2. Davvening in English has advantages and drawbacks. The advantages are that I actually understand every word I'm saying, and that, obviously, I read faster in my native language. The drawback is that I may miss biblical quotations or allusions that might catch my eye (or ear) in the Hebrew. I would never have recognized the lyrics to the song "Ataher Etchem" last year in the middle of Erev Yom Kippur services if I hadn't heard the words in the same language in which the Diaspora Yeshiva Band sang them. So, either way, I win some and I lose some.

Tue Sep 18, 07:36:00 PM 2007  
Anonymous westbankmama said...

I think you should daven at your own pace, in whatever language you find most meaningful. When the Cantor sings Utane Tokef, stop to listen, and when he finishes go on to finish your Amidah.

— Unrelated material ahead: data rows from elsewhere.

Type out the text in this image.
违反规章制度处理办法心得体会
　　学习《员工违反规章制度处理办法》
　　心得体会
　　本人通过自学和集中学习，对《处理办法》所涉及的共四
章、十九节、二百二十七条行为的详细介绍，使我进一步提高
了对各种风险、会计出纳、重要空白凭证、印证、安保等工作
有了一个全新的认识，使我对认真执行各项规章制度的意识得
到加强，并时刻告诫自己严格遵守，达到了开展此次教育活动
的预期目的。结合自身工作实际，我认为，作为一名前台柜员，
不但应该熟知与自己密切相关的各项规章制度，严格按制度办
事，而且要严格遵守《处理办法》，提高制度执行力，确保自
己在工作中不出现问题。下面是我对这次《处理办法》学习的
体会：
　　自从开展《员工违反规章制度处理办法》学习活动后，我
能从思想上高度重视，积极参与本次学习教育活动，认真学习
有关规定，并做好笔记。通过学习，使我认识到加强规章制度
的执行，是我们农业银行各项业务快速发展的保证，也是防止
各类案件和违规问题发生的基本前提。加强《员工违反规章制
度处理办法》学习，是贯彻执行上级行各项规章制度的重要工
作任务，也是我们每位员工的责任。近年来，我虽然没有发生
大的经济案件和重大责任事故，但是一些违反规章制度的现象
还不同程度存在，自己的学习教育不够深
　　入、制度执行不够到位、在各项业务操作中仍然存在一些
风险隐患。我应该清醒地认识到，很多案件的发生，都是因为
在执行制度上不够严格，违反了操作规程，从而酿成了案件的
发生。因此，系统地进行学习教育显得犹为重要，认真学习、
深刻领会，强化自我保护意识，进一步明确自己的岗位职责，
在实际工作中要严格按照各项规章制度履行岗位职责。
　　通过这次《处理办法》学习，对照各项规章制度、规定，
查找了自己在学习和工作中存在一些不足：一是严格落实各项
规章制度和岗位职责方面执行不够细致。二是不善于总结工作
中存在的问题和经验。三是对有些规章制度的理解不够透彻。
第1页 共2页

Of course if you went to an Orthodox shul, the person davening has to wait for the Rabbi to finish, and in most shuls the Rabbi takes a very long time - not because he can't say the words quickly, but because he is saying everyone with so much kavannah.

Gmar Chatima Tova,

Thu Sep 20, 06:35:00 AM 2007  
Blogger Shira Salamone said...

"Stop to listen." Perhaps I didn't explain the problem clearly enough. I'm a singer by nature, and having to stand "schtum" (silent) for several minutes while everyone else in the entire sanctuary was singing "B'rosh shanah yikateivun . . ." would be like water torture. Did I ever mention how much I *hate* going to synagogue with laryngitis? When I can't sing, I always feel so excluded that I might as stay home and davven alone (bi-y'chidut?).

"Of course if you went to an Orthodox shul, the person davening has to wait for the Rabbi to finish, and in most shuls the Rabbi takes a very long time . . ." Do you mean that, in some Orthodox synagogues, the Rabbi might actually davven more slowly than I do, or, at least, slowly enough that my so-called speed might come within hailing range of his? That possibility had never occurred to me. Thanks for mentioning it. (Knocks on mechitzah: "Hey Mark/PT, wake up!" :) )

Thu Sep 20, 01:34:00 PM 2007  
Anonymous woodrow said...

I daven the Amidah in English, and I still find that EVEN IN ENGLISH I am too slow for a lot of shuls most days. (In the mid-sized city where I live, too slow for my Conservative shul, but just right for my Orthodox one).

Thu Sep 20, 11:44:00 PM 2007  
Blogger Shira Salamone said...

Woodrow, I think that this particular problem with Conservative synagogues dates back to the 1950s, when decorum became an important principle in Conservative worship. My assumption is that the rabbis and cantors feel under pressure to accommodate the many congregants who attend services rarely, or only on the Yamim Noraim/High Holidays, who can't read Hebrew and/or don't understand and/or respect the structure of a service, for fear that the talking that goes on while many people are impatiently waiting will, eventually, get loud enough to create an atmosphere lacking in dignity. I think that may account for your davvening speed meshing more with that in an Orthodox synagogue than in a Conservative one.